Gus didn’t know it then but in one way or another, the scene would play out again and again.

Meanwhile, U.S. immigration law was in a state of flux, slowly trending toward opening hundreds of thousands of immigration slots to displaced persons who remained in Germany and ethnic German refugees, who were kicked out of Eastern Europe and beyond, who fled in advance of the from the Red Army.
But with regard to adopting U.S. immigration policy to the post war reality there were certain issues that weighed more heavily on lawmakers than the plight of displaced persons and refugees – war brides and their children. President Truman signed the War Brides Act into law on December 28, 1945. It granted an unlimited number of slots to non-Asian women who married American GIs during the war.  (This restriction was temporarily lifted with amendments in 1947, and done away with entirely in 1952 while the United States was engaged in the Korean War.)

The new immigration law became significantly more robust with the passage of the Fiancés Act in June 1946.
Enter Olga.

If our lawmakers were more honest in naming bills they would have more truthfully called it the Mail Order Bride Act of 1946.
Under its provisions an American who served overseas could apply for a three month visa for their “fiancés.” They had to make the travel arrangements for their future brides and if they were not married within three months, they had to send the women back or pay for deportation. Nevertheless, it opened the door to all sorts of marriages of convenience. Between the “War Bride” and “War Fiancé” acts as many as 500,000, mostly British and European, women were granted immigration visas into the United States.

I Know Such A Fine Girl for You

Gus’s mother arrived in the United States in 1947. Her son was a bachelor. Once settled in she remarked, “I know such a fine young girl for you from the old country. We were neighbors.”
Gus’s mother somehow cajoled her son into an “arranged marriage” and correspondence courtship. Gus became a married man on January 29, 1949.  And it worked, on November 24 of that same year he was a father. Things changed.

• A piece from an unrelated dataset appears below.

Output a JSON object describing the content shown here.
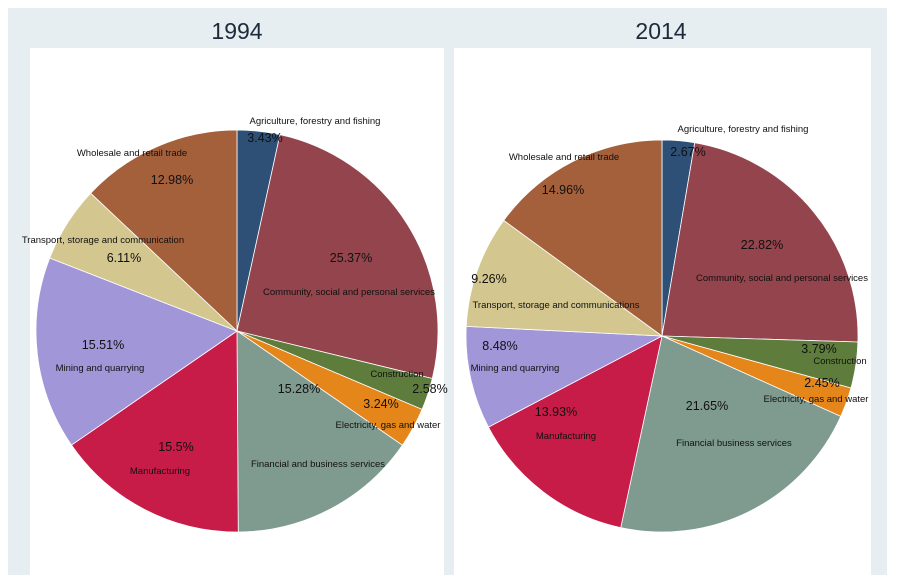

His previous sweetheart Herta married Art Hintz. As it turned out, Gus built his first house next door to them. He might have looked back once or twice, or more likely over the fence between the two yards. At the time he might have said:
“I shall be telling this with a sigh
Sometimes ages and ages hence:
Two roads diverged in a wood, and I –
Took the least travel by,
And that has made all the difference.”
 
Robert Frost penned those lines sometime around 1920. With only a few lines, he captured the treble and the tenor of a time and it resonated for decades and still today. Those few words might have been a man’s theme song – from Ukraine to Canada, to the United States and then back to Europe and finally marriage to a refugee mail order bride. With every step along that way “two diverged in a wood.”